The Northern California company, Javelin Strategy and Research, conducts a nationwide survey annually on identity theft and data breaches. Their findings show an increase in the fraud rate from 2011 through 2013, followed by a much lower fraud rate for 2014.
- 2011 – 1 in 5 breach victims who received notices became fraud victims
- 2012 - 1 in 4 breach victims became fraud victims
- 2013 – 1 in 3 breach victims became fraud victims
- 2014 - 1 in 7 breach victims became fraud victims
The main reason for the reduced fraud rate for 2014 is the result of the mass reissuance of credit and debit cards after point-of-sale breaches, which, although expensive, was an effective strategy for preventing fraud. [The PRC thanks Javelin Strategy and Research for sharing these research results.]
Today’s Data Breach Environment
Javelin’s 2015 Data Breach Fraud Impact Report explains that increasingly, fraudsters are interested in any data they can obtain about individuals – not just data such as SSNs and financial account numbers which are used for financial fraud. Rather, they are casting their nets wider in order to build rich profiles of individuals that can be used for more lucrative exploits.
From their June 2015 report:
“School or medical records, ID card numbers, login information for online accounts, mothers’ maiden names — nearly any piece of information that fraudsters can get their hands on can be used to initiate or strengthen an attack.” [2015 Data Breach Fraud Impact Report, Javelin Strategy and Research]

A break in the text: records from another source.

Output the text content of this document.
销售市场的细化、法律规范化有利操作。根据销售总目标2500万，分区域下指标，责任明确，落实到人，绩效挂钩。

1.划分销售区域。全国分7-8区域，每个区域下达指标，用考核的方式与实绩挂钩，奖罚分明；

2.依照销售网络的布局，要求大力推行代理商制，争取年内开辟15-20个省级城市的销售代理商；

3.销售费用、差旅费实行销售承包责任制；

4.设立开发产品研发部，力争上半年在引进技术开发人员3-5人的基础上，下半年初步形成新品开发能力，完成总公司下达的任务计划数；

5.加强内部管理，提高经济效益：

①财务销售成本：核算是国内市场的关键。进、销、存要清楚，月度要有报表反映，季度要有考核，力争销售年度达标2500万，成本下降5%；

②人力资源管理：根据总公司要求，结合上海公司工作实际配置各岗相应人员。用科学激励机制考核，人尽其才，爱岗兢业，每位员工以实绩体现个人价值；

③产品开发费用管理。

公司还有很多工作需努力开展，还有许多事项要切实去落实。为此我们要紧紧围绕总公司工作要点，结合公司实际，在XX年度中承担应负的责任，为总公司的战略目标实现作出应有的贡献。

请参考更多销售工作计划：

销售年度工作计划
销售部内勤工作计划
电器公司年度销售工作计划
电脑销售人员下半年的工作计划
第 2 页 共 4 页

I would be remiss in not bringing up suspected nation-state breaches of late, and breaches by those who are loosely associated with nation states. These are not necessarily motivated by financial gain according to Javelin, but, rather, in gathering intelligence for a variety of purposes. For example, data from the breaches of Anthem and Premera, thought to have been hacked by Chinese groups, did not show up on the black market. The Office of Personnel Management breaches also appear to not be motivated by financial gain.
In Conclusion: Looking Ahead
Experts explain that the wide adoption of EMV chip cards will result in less credit and debit card fraud. Like squeezing the balloon, fraud is expected to move to new account fraud, and this means that individuals’ Social Security numbers will be in high demand. [2015 Data Breach Fraud Impact Report, Javelin Strategy and Research, fee required for complete report]
Entities with great quantities of SSNs and other personal information are likely to be targeted – such as government agencies and universities. These institutions will need to strengthen their IT systems, update their security practices, and train employees to be aware of and thwart social engineering schemes.
Healthcare institutions will continue to be targeted. Medical records are a treasure trove of personal information. They typically include Social Security numbers, date of birth, payment data, the medical information itself, and, often, information on family members. The latter is especially useful for social engineering schemes.
According to one source I researched, the value of medical records is 10 times that of credit and debit card data on the black market. Healthcare institutions will need to invest in up-to-date security technologies. [Experian’s 2016 Data Breach Industry Forecast]
There is also expected to be an increase in Card Not Present (CNP) fraud, for example, in online commerce. Technical strategies will need to be employed, such as tokenization and improved authentication to thwart this type of fraud.
In closing, thank you for the opportunity to discuss these issues with you today.